From the January-February 2015 issue of News & Letters
How to Jump-Start Your Union: Lessons from the Chicago Teachers, Labor Notes, 2014, and Strike for America: Chicago Teachers Against Austerity, by Micah Uetricht, Verso, 2014.
In 2012 Chicago Public Schools teachers put their philosophy of social movement unionism into practice by organizing and winning a landmark strike. They beat back “reforms” like increased reliance on student test scores for teacher evaluations and fought massive closings of “underutilized” public schools in Chicago’s Black and Latino communities.

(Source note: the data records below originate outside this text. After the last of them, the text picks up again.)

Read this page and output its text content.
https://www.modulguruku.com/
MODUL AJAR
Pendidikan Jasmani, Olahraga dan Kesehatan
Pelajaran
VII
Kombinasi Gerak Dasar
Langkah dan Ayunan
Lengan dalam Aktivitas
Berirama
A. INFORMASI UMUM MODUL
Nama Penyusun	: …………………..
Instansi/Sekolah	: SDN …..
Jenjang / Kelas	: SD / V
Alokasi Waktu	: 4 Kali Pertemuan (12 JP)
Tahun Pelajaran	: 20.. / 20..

Strike for America opens by contrasting “two versions of teacher unionism” on June 7, 2012, the day 90% of CTU (Chicago Teachers Union) members voted to authorize a strike. That same day Randi Weingarten, president of the AFT (American Federation of Teachers), CTU’s parent organization, praised Chicago Mayor Rahm Emanuel’s public-private partnerships (non-union charter schools).
EDUCATION BECOMING BIG BUSINESS
Weingarten’s business unionism model represents the trend in education today, with near-universal bipartisan support for conservative billionaire philanthropists who seek to privatize education: “the agenda to privatize public education and turn it into a market good requires an attack on teachers and their unions.” Uetricht asks if teachers’ unions will continue praising “neoliberal politicians and titans of capital who want to destroy them or confront those enemies and their ideologies head-on.”

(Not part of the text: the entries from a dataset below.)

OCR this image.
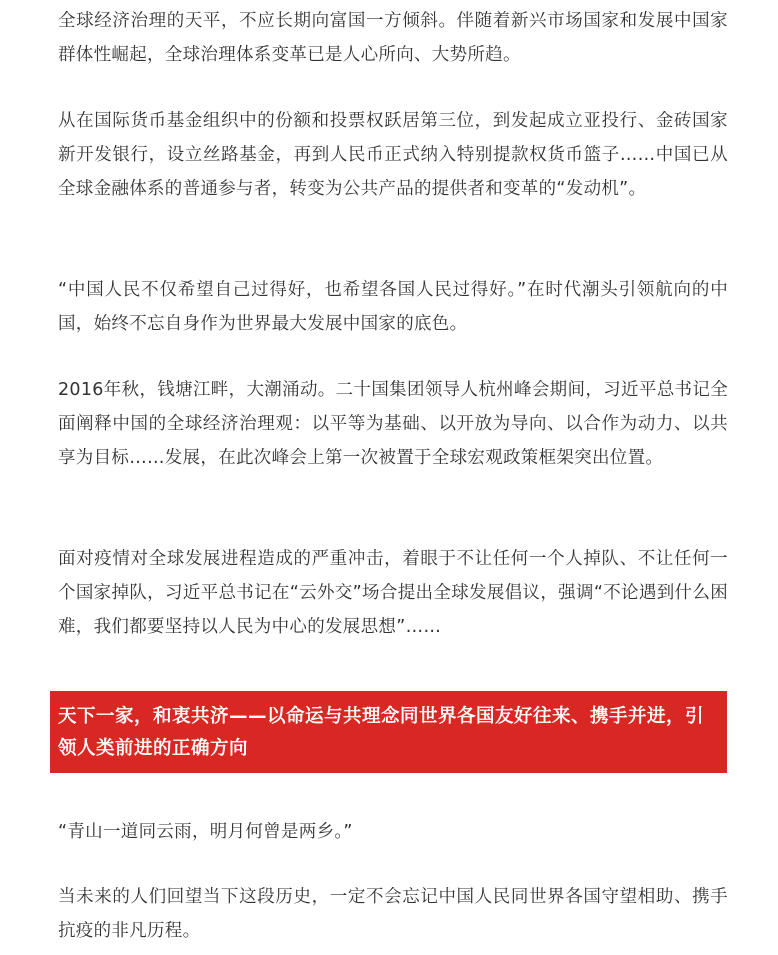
全球经济治理的天平，不应长期向富国一方倾斜。伴随着新兴市场国家和发展中国家群体性崛起，全球治理体系变革已是人心所向、大势所趋。

从在国际货币基金组织中的份额和投票权跃居第三位，到发起成立亚投行、金砖国家新开发银行，设立丝路基金，再到人民币正式纳入特别提款权货币篮子……中国已从全球金融体系的普通参与者，转变为公共产品的提供者和变革的“发动机”。

“中国人民不仅希望自己过得好，也希望各国人民过得好。”在时代潮头引领航向的中国，始终不忘自身作为世界最大发展中国家的底色。

2016年秋，钱塘江畔，大潮涌动。二十国集团领导人杭州峰会期间，习近平总书记全面阐释中国的全球经济治理观：以平等为基础、以开放为导向、以合作为动力、以共享为目标……发展，在此次峰会上第一次被置于全球宏观政策框架突出位置。

面对疫情对全球发展进程造成的严重冲击，着眼于不让任何一个人掉队、不让任何一个国家掉队，习近平总书记在“云外交”场合提出全球发展倡议，强调“不论遇到什么困难，我们都要坚持以人民为中心的发展思想”……

“青山一道同云雨，明月何曾是两乡。”

当未来的人们回望当下这段历史，一定不会忘记中国人民同世界各国守望相助、携手抗疫的非凡历程。

天下一家，和衷共济——以命运与共理念同世界各国友好往来、携手并进，引领人类前进的正确方向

Labor Notes dedicates its book to “Chicago’s students and educators…and to readers…who will learn from CTU’s example.” Activist teachers who formed the Caucus of Rank-and-File Educators (CORE) “were inspired to join CORE because of the group’s bigger vision—not just bread-and-butter union issues but battling against racism and to improve education for all.” CORE won leadership of the CTU in 2010 “with the right combination of rank-and-file organizing, hard work, and trust in democracy,” culminating in the successful strike, and fundamentally re-created the union as the voice and activity of its members and allies.

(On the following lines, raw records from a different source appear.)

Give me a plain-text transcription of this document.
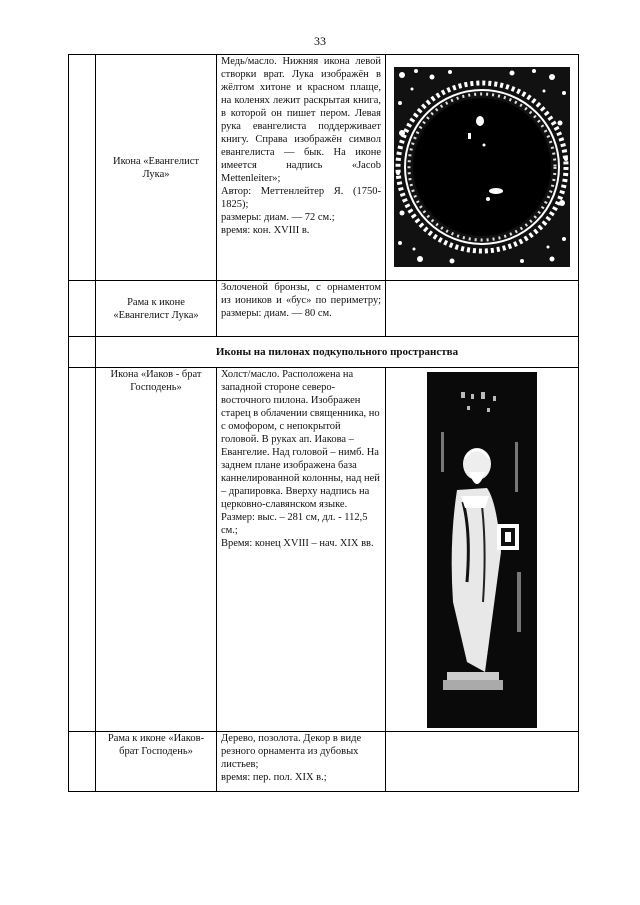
33

	Икона «Евангелист Лука»	Медь/масло. Нижняя икона левой створки врат. Лука изображён в жёлтом хитоне и красном плаще, на коленях лежит раскрытая книга, в которой он пишет пером. Левая рука евангелиста поддерживает книгу. Справа изображён символ евангелиста — бык. На иконе имеется надпись «Jacob Mettenleiter»;
Автор: Меттенлейтер Я. (1750-1825);
размеры: диам. — 72 см.;
время: кон. XVIII в.

	Рама к иконе «Евангелист Лука»	Золоченой бронзы, с орнаментом из иоников и «бус» по периметру; размеры: диам. — 80 см.	

	Иконы на пилонах подкупольного пространства		

	Икона «Иаков - брат Господень»	Холст/масло. Расположена на западной стороне северо-восточного пилона. Изображен старец в облачении священника, но с омофором, с непокрытой головой. В руках ап. Иакова – Евангелие. Над головой – нимб. На заднем плане изображена база каннелированной колонны, над ней – драпировка. Вверху надпись на церковно-славянском языке.
Размер: выс. – 281 см, дл. - 112,5 см.;
Время: конец XVIII – нач. XIX вв.

	Рама к иконе «Иаков-брат Господень»	Дерево, позолота. Декор в виде резного орнамента из дубовых листьев;
время: пер. пол. XIX в.;	
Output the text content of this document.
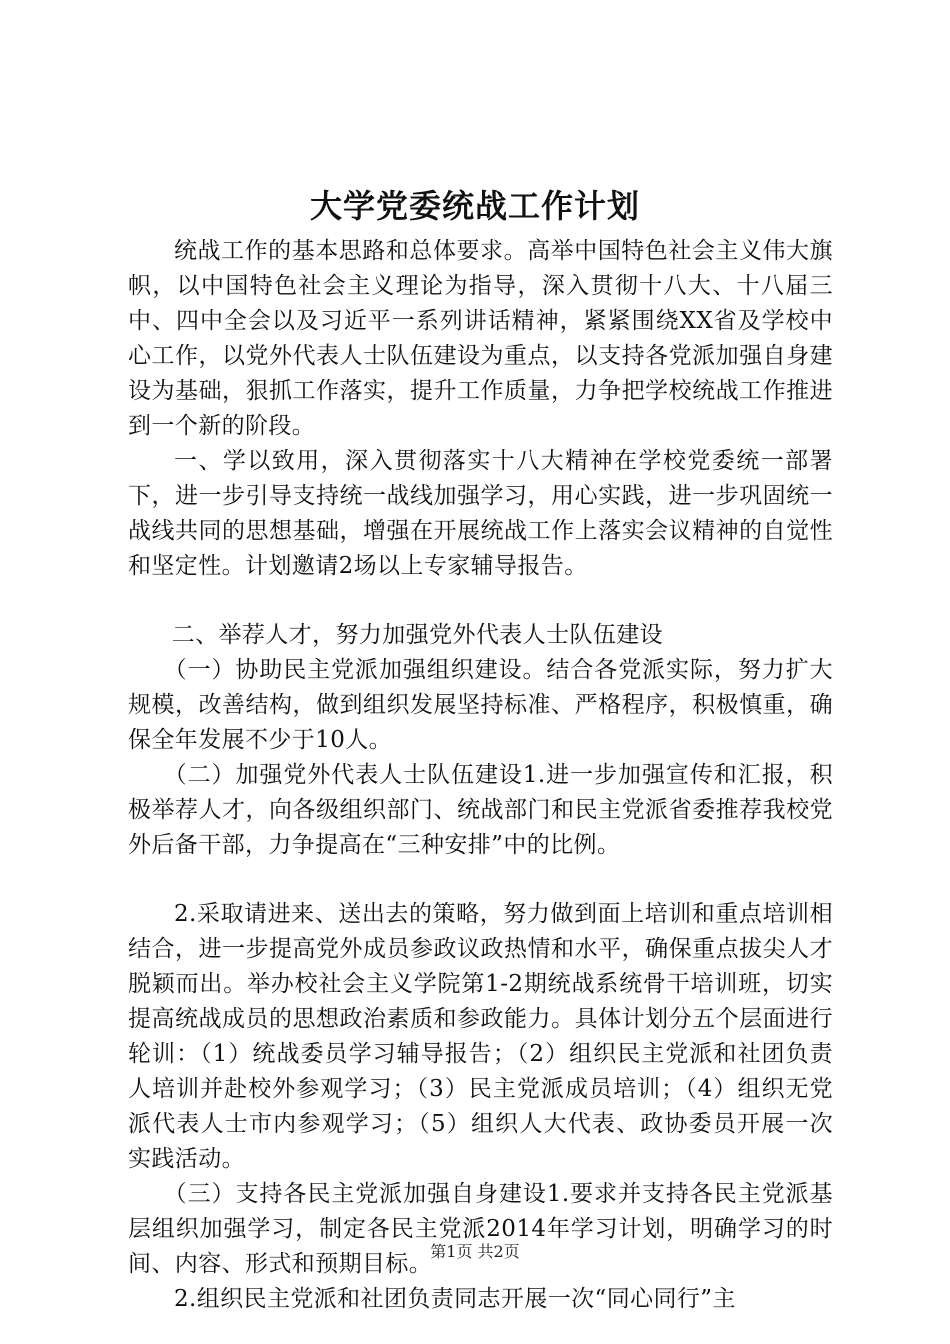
大学党委统战工作计划

统战工作的基本思路和总体要求。高举中国特色社会主义伟大旗帜，以中国特色社会主义理论为指导，深入贯彻十八大、十八届三中、四中全会以及习近平一系列讲话精神，紧紧围绕XX省及学校中心工作，以党外代表人士队伍建设为重点，以支持各党派加强自身建设为基础，狠抓工作落实，提升工作质量，力争把学校统战工作推进到一个新的阶段。

一、学以致用，深入贯彻落实十八大精神在学校党委统一部署下，进一步引导支持统一战线加强学习，用心实践，进一步巩固统一战线共同的思想基础，增强在开展统战工作上落实会议精神的自觉性和坚定性。计划邀请2场以上专家辅导报告。

二、举荐人才，努力加强党外代表人士队伍建设

（一）协助民主党派加强组织建设。结合各党派实际，努力扩大规模，改善结构，做到组织发展坚持标准、严格程序，积极慎重，确保全年发展不少于10人。

（二）加强党外代表人士队伍建设1.进一步加强宣传和汇报，积极举荐人才，向各级组织部门、统战部门和民主党派省委推荐我校党外后备干部，力争提高在“三种安排”中的比例。

2.采取请进来、送出去的策略，努力做到面上培训和重点培训相结合，进一步提高党外成员参政议政热情和水平，确保重点拔尖人才脱颖而出。举办校社会主义学院第1-2期统战系统骨干培训班，切实提高统战成员的思想政治素质和参政能力。具体计划分五个层面进行轮训：（1）统战委员学习辅导报告；（2）组织民主党派和社团负责人培训并赴校外参观学习；（3）民主党派成员培训；（4）组织无党派代表人士市内参观学习；（5）组织人大代表、政协委员开展一次实践活动。

（三）支持各民主党派加强自身建设1.要求并支持各民主党派基层组织加强学习，制定各民主党派2014年学习计划，明确学习的时间、内容、形式和预期目标。

2.组织民主党派和社团负责同志开展一次“同心同行”主

第1页 共2页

The book’s detailed narrative reveals philosophy-in-action underlying principles that the CTU refused to compromise. The CTU refused to narrow the basis for the strike, tackling everything from educational apartheid to the diversion of infrastructure funds to corporate interests. Shared goals strengthened community alliances to resist public school closures while new non-union charter schools were opened. The union’s ideas about “The Schools Chicago’s Students Deserve,” shaping organizing actions cooperatively with community partners. A new Organizing Department developed rank-and-file leaders and envisioned all members as self-determining union activists.
THE STRUGGLE AGAINST ‘REFORMERS’
Today Chicago public education continues to face unrelenting assault by “reformers.” In 2013 the appointed School Board closed 49 schools despite thousands of teachers, parents and students in the streets.
New per-pupil funding has led to massive budget cuts and class sizes exceeding contractual limits. Budget constraints force principals to lay off veteran teachers to hire cheaper inexperienced ones; and custodians’ jobs represented by SEIU (which did not support the CTU strike) are now outsourced to mega-corporation Aramark.
These kinds of assaults cannot be countered by standard union strategies. The CTU campaign for an elected school board may drain its resources.
Uetricht describes “foundational principles of public education: to educate all children…to develop critical thinking and provide a broadly humanistic education…The art of teaching requires giving teachers freedom.” The entire labor movement can learn from Chicago teachers.